What one album could each of you not live without?
Charli: The album I couldn’t live without has to be Kate Bush’s Hounds of Love. This album inspired me to think differently about how I could work with music, its magical and was a gift from a friend which made it really special.
Mark: It has to be Primal Scream- Screamadelica! It’s timeless and always gets you in the mood for a party!!!
Aled: The Bends by Radiohead, it’s such a perfectly crafted mature album of songs that blend so well as the perfect album should.
Gruff: Bryter Layter by Nick Drake. Every song flows perfectly but especially ‘Northern Lights’, that song has been with me for what feels like forever, it’s just perfect in every way. It’s an album you can play on a bright summers morning or even when you’re in a dark place wanting to shy away from the world. He created a universe full of vivid imagery with this album, it’s unashamedly romantic and by far the album that will never ever leave me.
Ray: I think I’d go with Biffy Clyro – Blackened Sky. A friend lent it to me at school and it really got me excited about music. Since then they’ve been my favourite band and their second album The Vertigo Of Bliss was the first album I ever bought. I kind of look back at that time as when I discovered good music. I kind of have a theory that the band you discover around 13/14 ends up being your favourite band. It seems to be a good rule of thumb anyway
What’s the weirdest thing you’ve seen or done at a gig?
Ray: Hmmmm… I was at T in the Park in 2013 watching Palma Violets and some guy in the crowd decided for whatever reason to get naked… That was pretty weird! Haha!
Aled: In our early days we played a show with a French Tenacious D tribute act; that was a surreal experience that will never be forgotten.
What’s the best piece of advice you’ve received?
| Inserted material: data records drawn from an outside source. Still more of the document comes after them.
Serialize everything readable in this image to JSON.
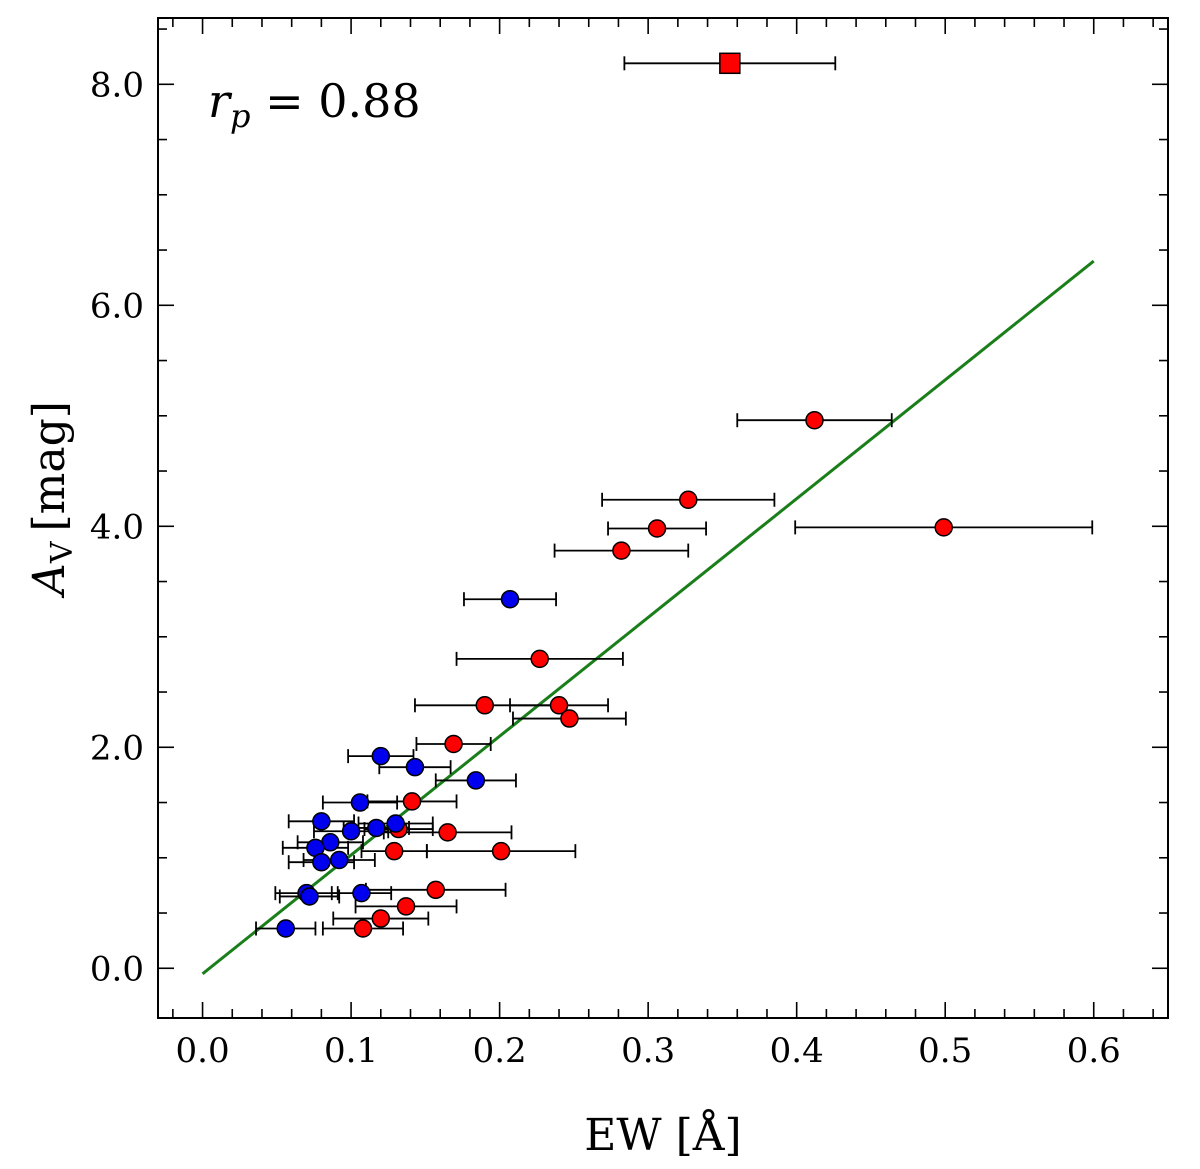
{
  "chart_data": {
    "type": "scatter",
    "xlabel": "EW [Å]",
    "ylabel_main": "A",
    "ylabel_sub": "V",
    "ylabel_unit": "[mag]",
    "xlim": [
      -0.03,
      0.65
    ],
    "ylim": [
      -0.45,
      8.6
    ],
    "xticks": [
      0.0,
      0.1,
      0.2,
      0.3,
      0.4,
      0.5,
      0.6
    ],
    "xtick_labels": [
      "0.0",
      "0.1",
      "0.2",
      "0.3",
      "0.4",
      "0.5",
      "0.6"
    ],
    "yticks": [
      0,
      2,
      4,
      6,
      8
    ],
    "ytick_labels": [
      "0.0",
      "2.0",
      "4.0",
      "6.0",
      "8.0"
    ],
    "annotation": {
      "symbol": "r",
      "subscript": "p",
      "text": " = 0.88"
    },
    "fit_line": {
      "name": "linear fit",
      "color": "#1a7f1a",
      "x": [
        0.0,
        0.6
      ],
      "y": [
        -0.05,
        6.4
      ]
    },
    "series": [
      {
        "name": "red points",
        "color": "#ff0000",
        "marker": "circle",
        "points": [
          {
            "x": 0.412,
            "y": 4.96,
            "xerr": 0.052
          },
          {
            "x": 0.327,
            "y": 4.24,
            "xerr": 0.058
          },
          {
            "x": 0.306,
            "y": 3.98,
            "xerr": 0.033
          },
          {
            "x": 0.499,
            "y": 3.99,
            "xerr": 0.1
          },
          {
            "x": 0.282,
            "y": 3.78,
            "xerr": 0.045
          },
          {
            "x": 0.227,
            "y": 2.8,
            "xerr": 0.056
          },
          {
            "x": 0.19,
            "y": 2.38,
            "xerr": 0.047
          },
          {
            "x": 0.24,
            "y": 2.38,
            "xerr": 0.033
          },
          {
            "x": 0.247,
            "y": 2.26,
            "xerr": 0.038
          },
          {
            "x": 0.169,
            "y": 2.03,
            "xerr": 0.025
          },
          {
            "x": 0.141,
            "y": 1.51,
            "xerr": 0.03
          },
          {
            "x": 0.132,
            "y": 1.26,
            "xerr": 0.023
          },
          {
            "x": 0.165,
            "y": 1.23,
            "xerr": 0.043
          },
          {
            "x": 0.129,
            "y": 1.06,
            "xerr": 0.022
          },
          {
            "x": 0.201,
            "y": 1.06,
            "xerr": 0.05
          },
          {
            "x": 0.157,
            "y": 0.71,
            "xerr": 0.047
          },
          {
            "x": 0.137,
            "y": 0.56,
            "xerr": 0.034
          },
          {
            "x": 0.12,
            "y": 0.45,
            "xerr": 0.032
          },
          {
            "x": 0.108,
            "y": 0.36,
            "xerr": 0.027
          }
        ]
      },
      {
        "name": "blue points",
        "color": "#0000ee",
        "marker": "circle",
        "points": [
          {
            "x": 0.207,
            "y": 3.34,
            "xerr": 0.031
          },
          {
            "x": 0.12,
            "y": 1.92,
            "xerr": 0.022
          },
          {
            "x": 0.143,
            "y": 1.82,
            "xerr": 0.024
          },
          {
            "x": 0.184,
            "y": 1.7,
            "xerr": 0.027
          },
          {
            "x": 0.106,
            "y": 1.5,
            "xerr": 0.025
          },
          {
            "x": 0.08,
            "y": 1.33,
            "xerr": 0.022
          },
          {
            "x": 0.13,
            "y": 1.31,
            "xerr": 0.025
          },
          {
            "x": 0.117,
            "y": 1.27,
            "xerr": 0.022
          },
          {
            "x": 0.1,
            "y": 1.24,
            "xerr": 0.025
          },
          {
            "x": 0.086,
            "y": 1.14,
            "xerr": 0.022
          },
          {
            "x": 0.076,
            "y": 1.09,
            "xerr": 0.022
          },
          {
            "x": 0.08,
            "y": 0.96,
            "xerr": 0.022
          },
          {
            "x": 0.092,
            "y": 0.98,
            "xerr": 0.024
          },
          {
            "x": 0.07,
            "y": 0.68,
            "xerr": 0.021
          },
          {
            "x": 0.072,
            "y": 0.65,
            "xerr": 0.02
          },
          {
            "x": 0.107,
            "y": 0.68,
            "xerr": 0.02
          },
          {
            "x": 0.056,
            "y": 0.36,
            "xerr": 0.02
          }
        ]
      },
      {
        "name": "outlier",
        "color": "#ff0000",
        "marker": "square",
        "points": [
          {
            "x": 0.355,
            "y": 8.19,
            "xerr": 0.071
          }
        ]
      }
    ]
  }
}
Gruff: “Write a song a day. It will become as natural as breathing”. It was a High Fidelity moment in a record store I spent much of my time in during my first year at uni. Bob, the musician who worked there was just such an inspiration to me, he had been part of punk in the early days but was open to all kinds of music. Since that day I’ve never had writers block, yes it’s not a song a day by now but I always make sure I write something. It has made writing songs a need as much as eating and sleeping, it’s my way of communicating with the world. We will never run out of songs in the band that’s for sure but more than that it aloud me to have creativity as an integral interwoven part of my day to day life. For that I will forever be grateful.
What does 2015 have in store for Tree of Wolves?
Gruff: Releasing a lot of music, we have the Sleepwalking EP in April, we are also working on ideas for maybe releasing two double A side singles before the end of the year and then sorting out songs that will become our first album the year after. Touring and a lot of it! We will be playing a lot of shows to promote the EP across the UK. In many ways keep on going as we have been, it’s been amazing 18 months of meeting new interesting people seeing new places and forming a really tight bond with each other. We are creating music we are really proud of and every release is a big step forward and more and more people are tuning into us. Its going to be a really good year.